Who Helps Families Reduce Risk Across Assets and Generations?

Families looking to reduce risk across their assets and across generations typically benefit from working with a team of specialists coordinated by a trusted lead financial advisor or wealth manager. The primary professional in this space is a qualified financial planner or independent financial advisor who takes a holistic view of the family's financial position, including their assets, liabilities, insurance needs, pension arrangements, and estate planning goals. This advisor acts as the quarterback, identifying risks across all areas and coordinating input from other specialists as needed. A tax advisor or chartered accountant plays a critical role in identifying tax-related risks, including exposure to income tax, capital gains tax, and inheritance tax, and putting structures in place to manage them efficiently across generations. A solicitor with expertise in estate planning helps families create wills, set up trusts, and structure the transfer of assets in a way that reflects the family's wishes and minimises unnecessary tax or legal complications. For families with significant investment portfolios, a discretionary investment manager may be involved in constructing and managing a diversified portfolio designed to protect and grow wealth over the long term.
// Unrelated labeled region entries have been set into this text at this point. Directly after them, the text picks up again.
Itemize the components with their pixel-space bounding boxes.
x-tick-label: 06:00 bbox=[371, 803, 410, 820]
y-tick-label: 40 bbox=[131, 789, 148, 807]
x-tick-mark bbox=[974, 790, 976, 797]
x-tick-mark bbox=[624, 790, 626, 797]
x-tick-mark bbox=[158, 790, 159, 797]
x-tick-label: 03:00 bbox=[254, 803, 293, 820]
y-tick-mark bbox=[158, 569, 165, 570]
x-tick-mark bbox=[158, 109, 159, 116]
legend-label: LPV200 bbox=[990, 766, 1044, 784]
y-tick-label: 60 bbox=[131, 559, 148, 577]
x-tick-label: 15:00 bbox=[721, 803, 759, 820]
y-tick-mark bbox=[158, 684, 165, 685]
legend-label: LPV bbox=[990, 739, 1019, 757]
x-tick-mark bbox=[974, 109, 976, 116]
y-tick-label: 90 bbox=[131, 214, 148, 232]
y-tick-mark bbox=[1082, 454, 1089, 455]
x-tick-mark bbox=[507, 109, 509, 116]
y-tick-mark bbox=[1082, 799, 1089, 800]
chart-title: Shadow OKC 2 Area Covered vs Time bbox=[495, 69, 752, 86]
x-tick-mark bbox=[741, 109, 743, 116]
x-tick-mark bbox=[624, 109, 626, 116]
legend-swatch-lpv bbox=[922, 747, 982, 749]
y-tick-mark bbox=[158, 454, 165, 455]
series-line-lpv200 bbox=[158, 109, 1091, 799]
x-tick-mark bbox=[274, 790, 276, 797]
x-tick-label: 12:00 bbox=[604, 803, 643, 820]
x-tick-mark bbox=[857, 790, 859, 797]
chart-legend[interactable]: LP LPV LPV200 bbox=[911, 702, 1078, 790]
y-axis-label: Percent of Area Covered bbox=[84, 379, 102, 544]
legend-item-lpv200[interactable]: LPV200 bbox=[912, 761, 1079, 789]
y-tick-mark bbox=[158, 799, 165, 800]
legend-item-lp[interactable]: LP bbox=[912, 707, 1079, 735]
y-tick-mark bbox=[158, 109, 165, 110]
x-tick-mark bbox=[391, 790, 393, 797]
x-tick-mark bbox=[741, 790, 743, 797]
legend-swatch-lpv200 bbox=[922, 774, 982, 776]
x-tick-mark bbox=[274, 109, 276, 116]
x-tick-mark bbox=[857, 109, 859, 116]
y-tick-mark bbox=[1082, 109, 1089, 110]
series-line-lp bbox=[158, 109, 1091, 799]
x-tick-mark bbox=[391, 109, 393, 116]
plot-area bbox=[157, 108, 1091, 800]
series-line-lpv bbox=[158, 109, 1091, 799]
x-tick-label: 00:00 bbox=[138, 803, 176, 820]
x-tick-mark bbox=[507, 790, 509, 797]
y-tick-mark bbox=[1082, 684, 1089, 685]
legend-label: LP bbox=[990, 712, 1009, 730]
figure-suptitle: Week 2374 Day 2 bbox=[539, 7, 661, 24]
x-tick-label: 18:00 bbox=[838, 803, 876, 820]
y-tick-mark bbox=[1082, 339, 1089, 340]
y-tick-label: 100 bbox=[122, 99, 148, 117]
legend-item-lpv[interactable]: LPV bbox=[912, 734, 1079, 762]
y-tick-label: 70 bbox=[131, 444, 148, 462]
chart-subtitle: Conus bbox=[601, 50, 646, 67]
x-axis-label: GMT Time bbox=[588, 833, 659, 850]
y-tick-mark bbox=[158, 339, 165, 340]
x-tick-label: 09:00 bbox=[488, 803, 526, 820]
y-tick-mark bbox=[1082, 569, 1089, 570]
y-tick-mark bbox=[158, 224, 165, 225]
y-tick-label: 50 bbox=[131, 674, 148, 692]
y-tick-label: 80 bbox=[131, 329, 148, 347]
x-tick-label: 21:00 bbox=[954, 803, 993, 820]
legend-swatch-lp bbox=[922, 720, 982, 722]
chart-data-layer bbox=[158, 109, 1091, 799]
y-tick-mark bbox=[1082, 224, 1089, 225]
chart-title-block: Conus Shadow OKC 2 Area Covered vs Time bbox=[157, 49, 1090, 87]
Life insurance and protection specialists ensure that financial risks from death, serious illness, or loss of income are covered appropriately at both the individual and family level. For business-owning families, a business advisor or corporate solicitor may also be part of the team, advising on succession planning and business risk. The most effective multi-generational risk management happens when all of these professionals communicate regularly and work within a coherent plan rather than in silos.